Die unbekannte Welt der Slums
Frankfurter Rundschau
In Slums leben viele Millionen Menschen. Aber die informellen Siedlungen sind kaum erforscht. Ein Wissenschaftler der TU Darmstadt will das ändern.
Rund 1,2 Milliarden – so viele Menschen leben laut einer Schätzung der Weltbank in Slums. Es ist eine gewaltige Zahl, etwa jeder siebte Mensch weltweit, mehr als zweieinhalbmal so viel wie die Einwohnerinnen und Einwohner der EU. Man sollte annehmen können, das Thema sei ausreichend erforscht. Doch der Wissenschaftler John Friesen war überrascht, als er sich an der Technischen Universität (TU) Darmstadt mit den Themen Urbanisierung und Armut in Städten beschäftigte.
„Ich habe gemerkt, dass es da sehr wenig Wissen gibt“, sagt Friesen im Videogespräch. Slumbewohner und -bewohnerinnen seien in der Forschung eine „stark unterrepräsentierte Gruppe“. Für die indische Großstadt Mumbai variiert die geschätzte Bevölkerung des Slums Dharavi laut einer Publikation der Wissenschaftler Hannes Taubenböck und Michael Wurm etwa um den Faktor fünf.
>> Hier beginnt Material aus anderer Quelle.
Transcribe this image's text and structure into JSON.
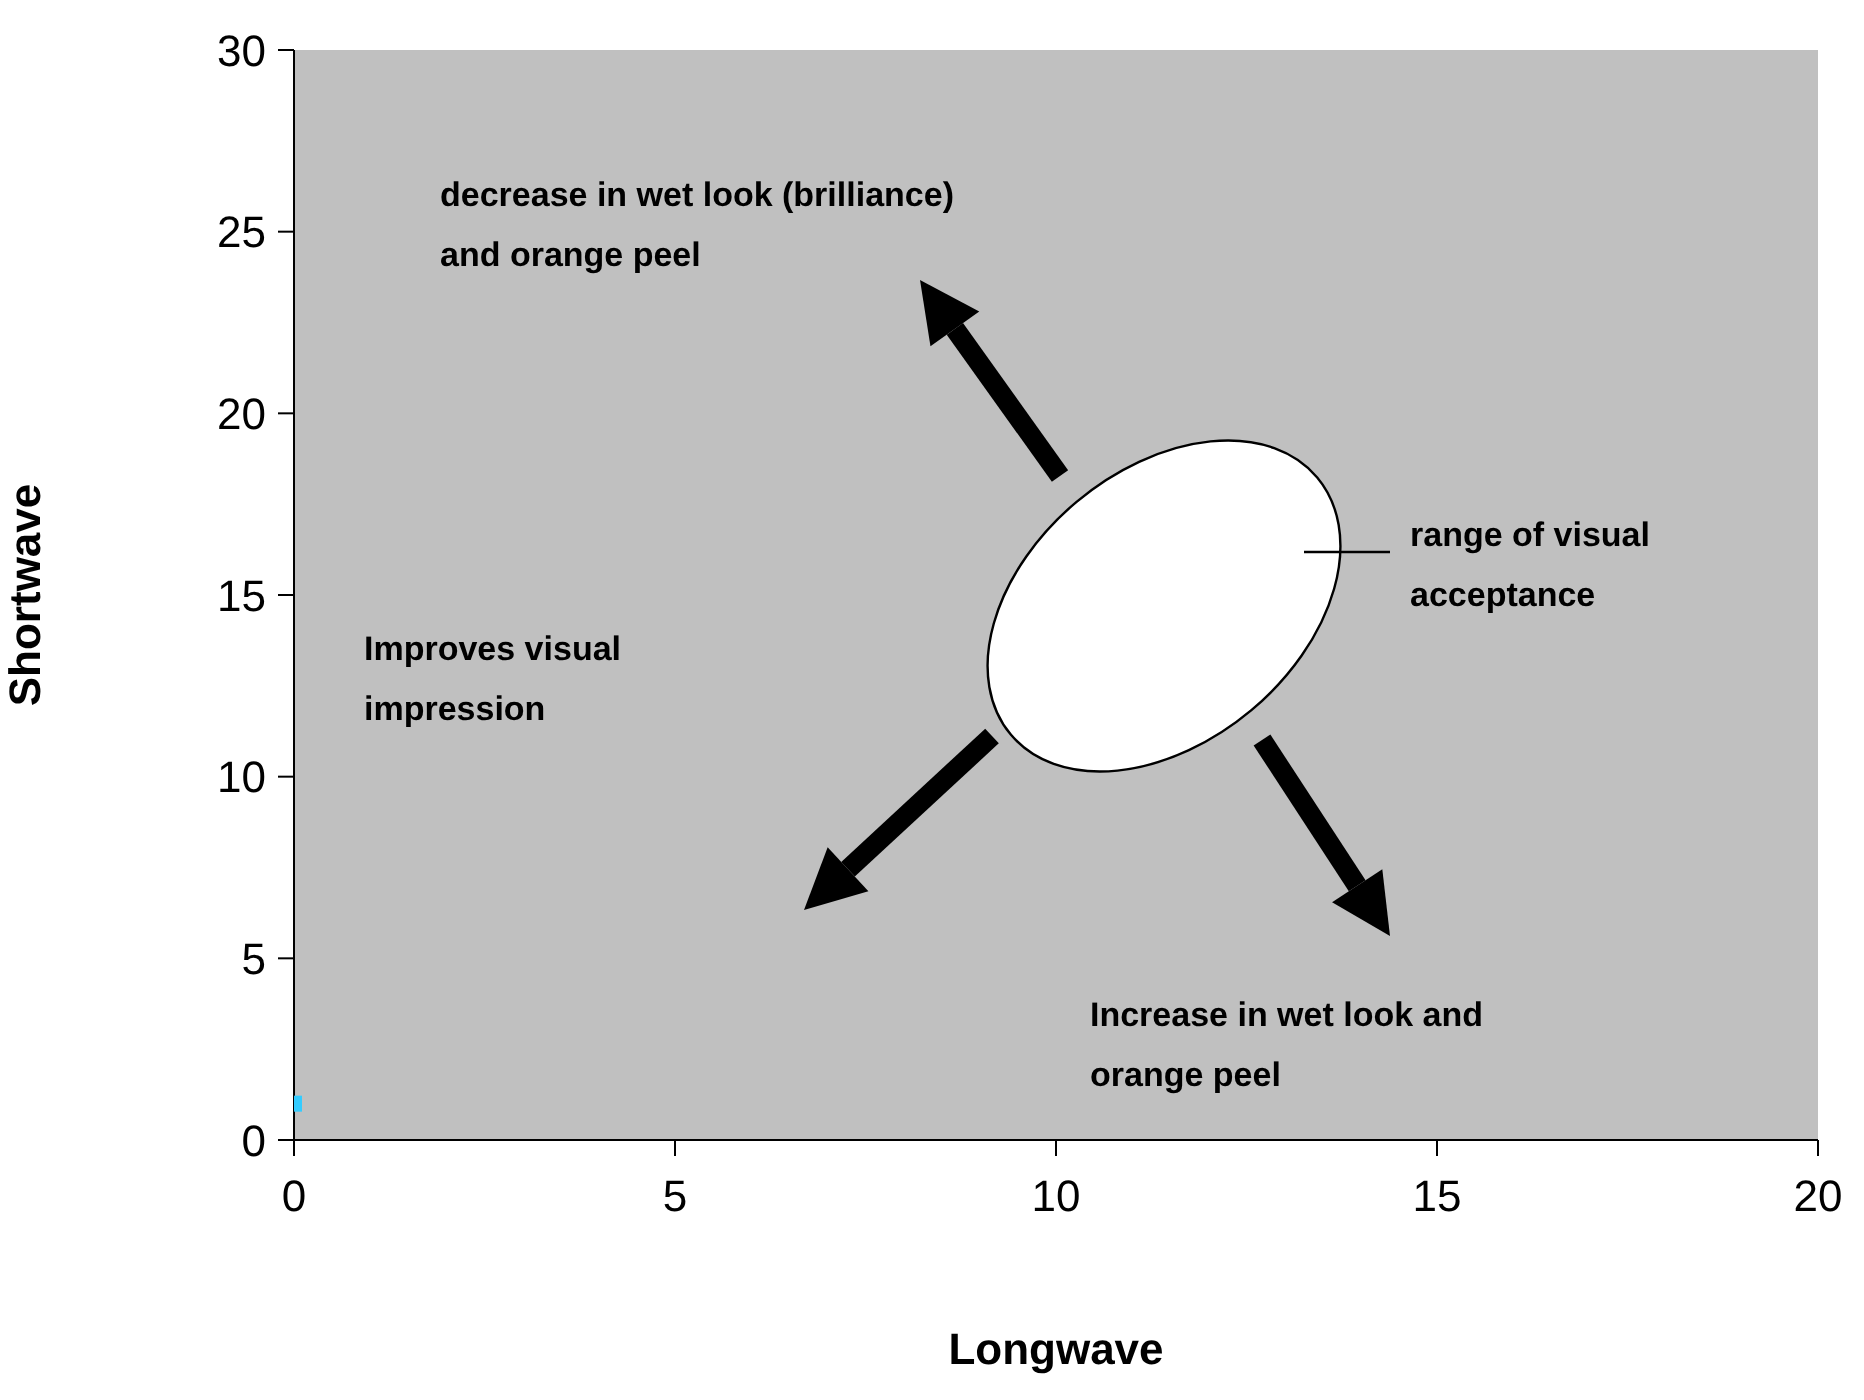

Es könnten also 200 000 Menschen dort leben – oder sogar eine Million. Das Wissen, das es gibt, konzentriere sich auf bestimmte Regionen. Laut Friesen stammt die Hälfte der medizinischen Studien zu Slumbewohner:innen in Afrika südlich der Sahara aus einer einzigen Stadt: Nairobi.
Friesen, 32 Jahre alt, frisch promoviert, ist gelernter Maschinenbauer. Während Kommilitonen sich auf die Effizienz von Autogetrieben spezialisierten, studierte er nach dem ersten Abschluss in Aachen Medizintechnik. Dann kehrte er für die Promotion zurück an die TU Darmstadt und das Institut für Fluidsystemtechnik. Er landete bei einer Frage, die ihn seitdem nicht mehr loslässt: Wie lassen sich 1,2 Milliarden Menschen, die im übertragenen und oft auch im wörtlichen Sinn im Dunkeln leben, sichtbar machen?